27th November 2018, Dr Chee L Khoo
I recently saw a young lady whose mother had anti-phospholipid syndrome (APL) . She is now worried whether she has the same problem and request some blood tests. She is otherwise fit and healthy. Sure, among other things, I ordered APL antibodies hoping that the pathologist will know what I was looking for. Pretty straight forward so far until the results of her tests came back. What does it all mean? I mean, I know something about APL syndrome. Interpreting the results is something else. How am I going to advise the young healthy lady? Should she be worried? Should I be worried? Is there “treatment” for it?

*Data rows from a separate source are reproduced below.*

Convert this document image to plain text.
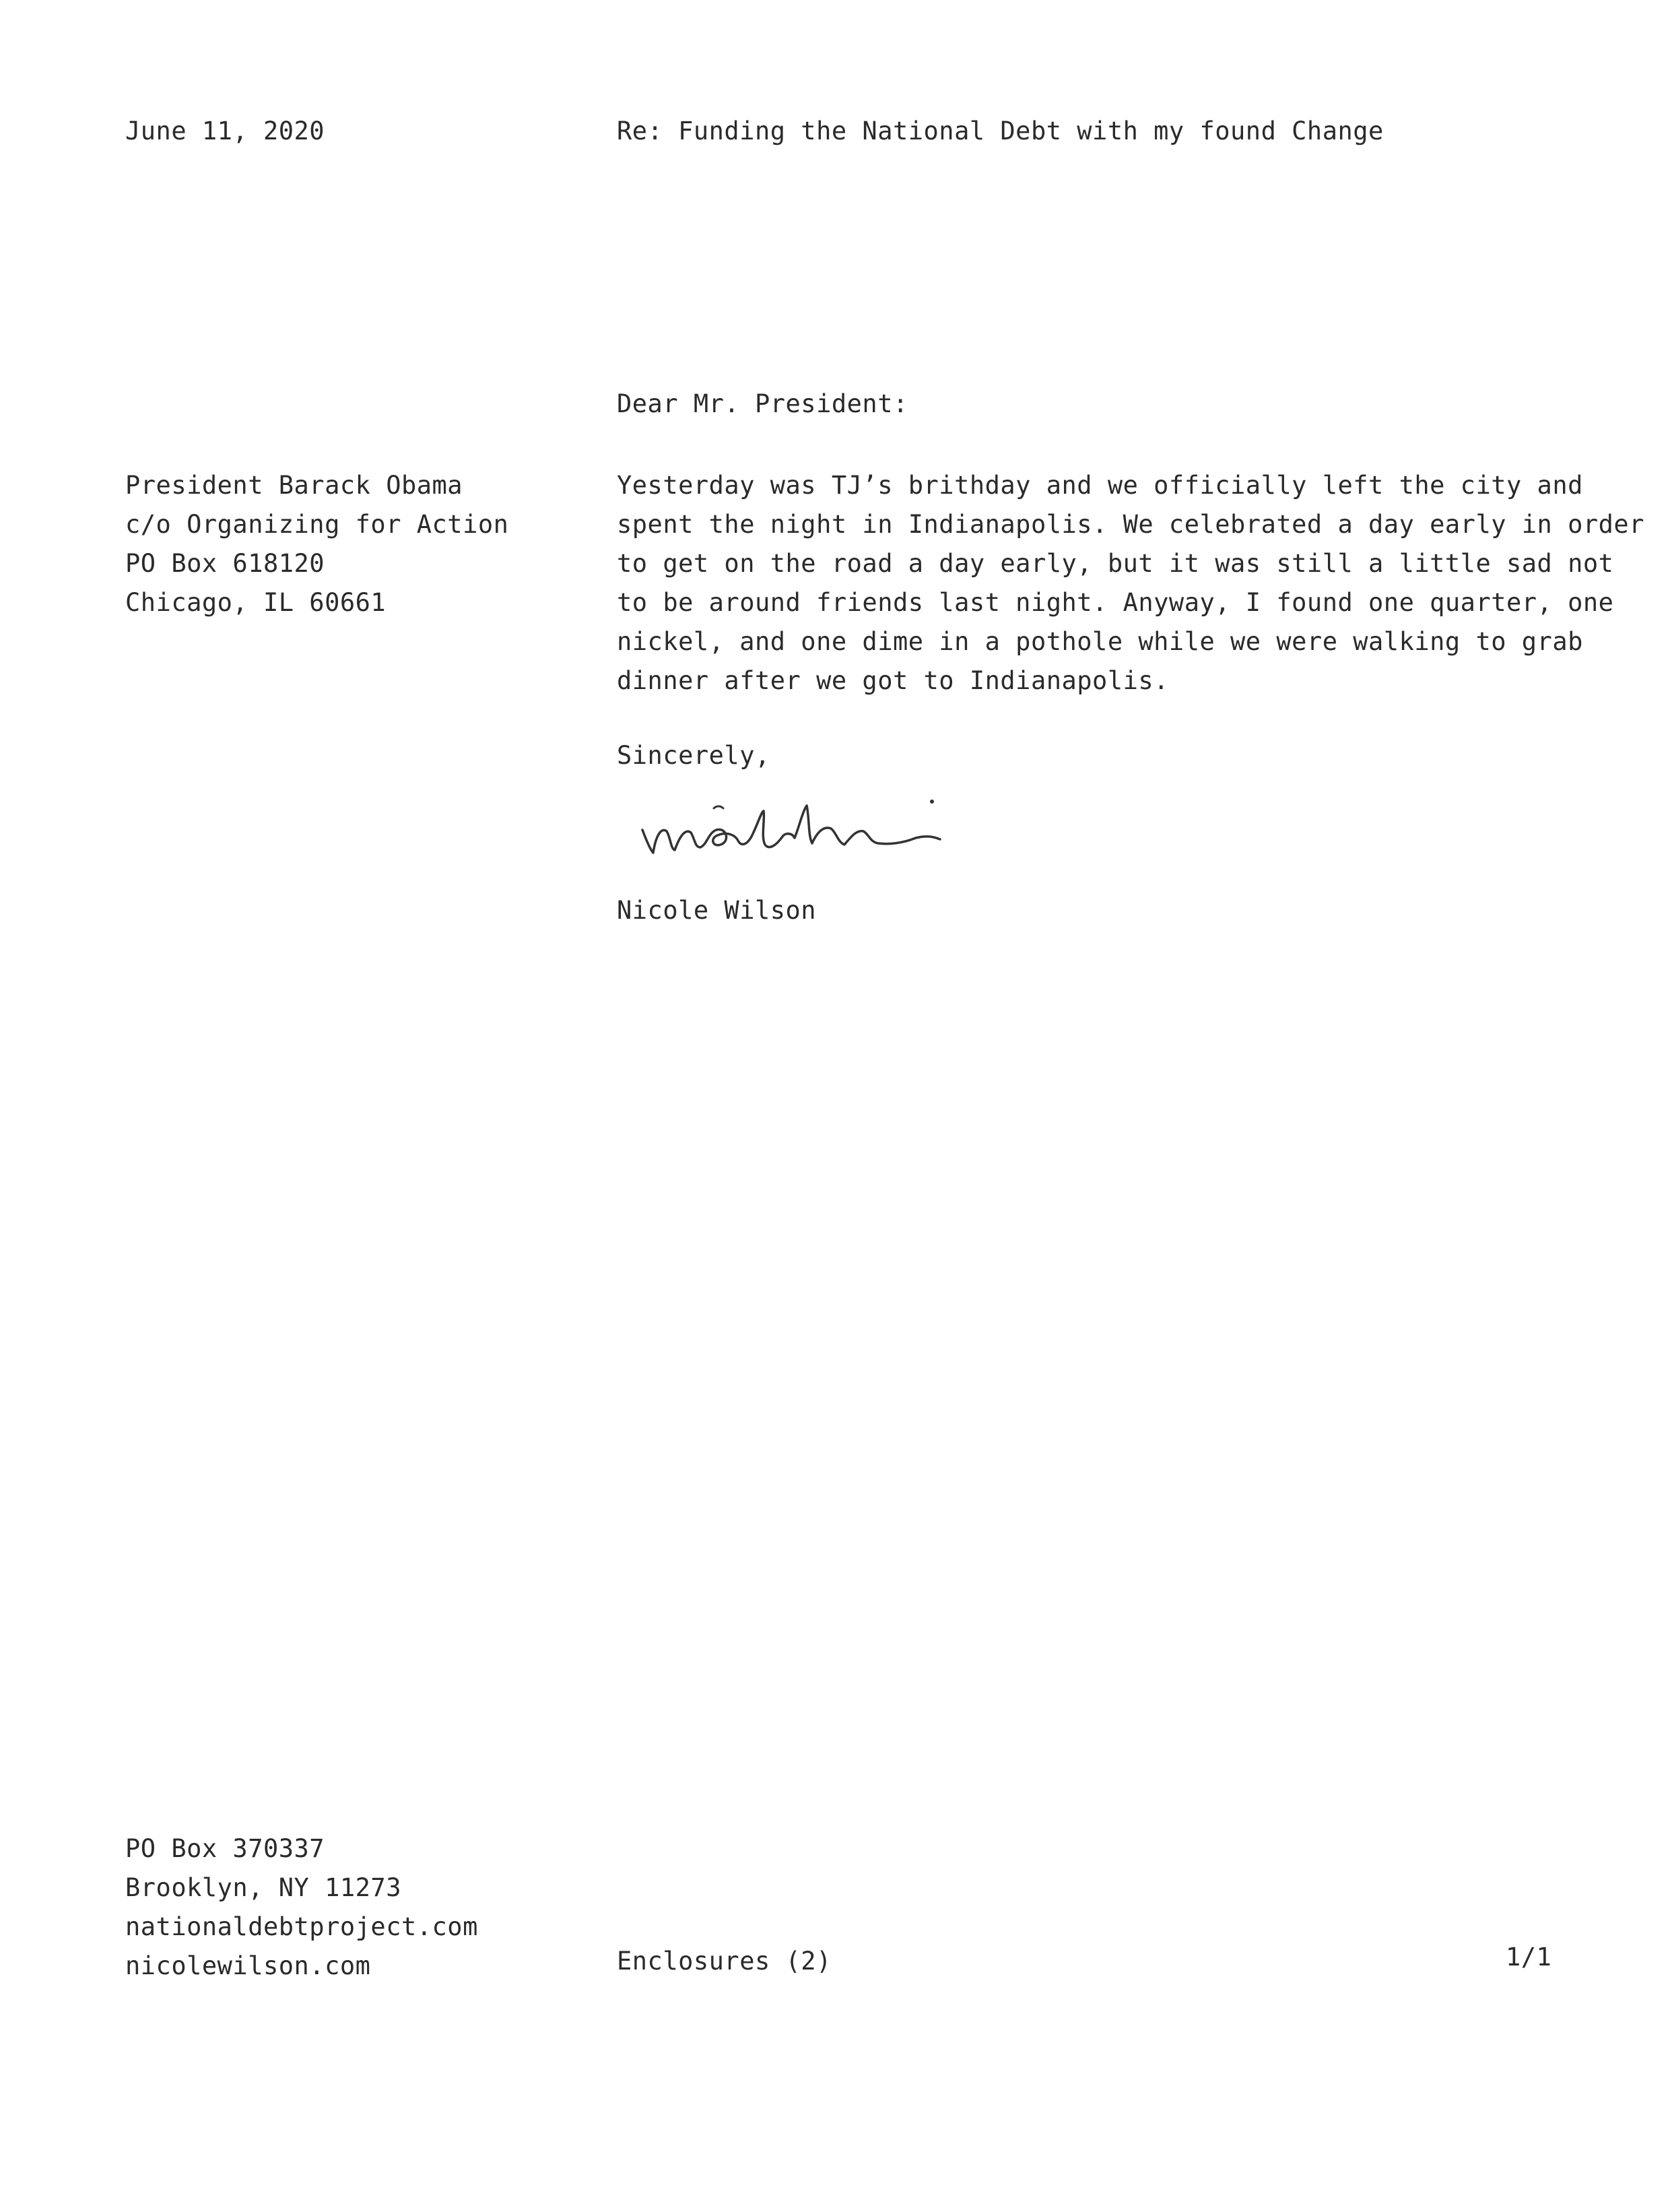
June 11, 2020	Re: Funding the National Debt with my found Change
Dear Mr. President:
President Barack Obama
c/o Organizing for Action
PO Box 618120
Chicago, IL 60661
Yesterday was TJ’s brithday and we officially left the city and
spent the night in Indianapolis. We celebrated a day early in order
to get on the road a day early, but it was still a little sad not
to be around friends last night. Anyway, I found one quarter, one
nickel, and one dime in a pothole while we were walking to grab
dinner after we got to Indianapolis.
Sincerely,
Nicole Wilson
PO Box 370337
Brooklyn, NY 11273
nationaldebtproject.com
nicolewilson.com	Enclosures (2)	1/1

APL syndrome is a systemic autoimmune disease defined by thrombotic or obstetrical events that occur in patients with persistent antiphospholipid antibodies. The thrombotic events can either be venous, arterial or microvascular thrombosis which can be challenging when it comes to treating them. The obstetrics complication is characterised by foetal loss after 10 weeks. There are also non-thrombotic and non-obstetric features which include valvular heart disease, livedo, anti-phospholipid antibody–related nephropathy, thrombocytopenia, haemolytic anaemia, and cognitive dysfunction. It can be associated with other auto-immune diseases such as SLE although it often occurs without other auto-immune diseases.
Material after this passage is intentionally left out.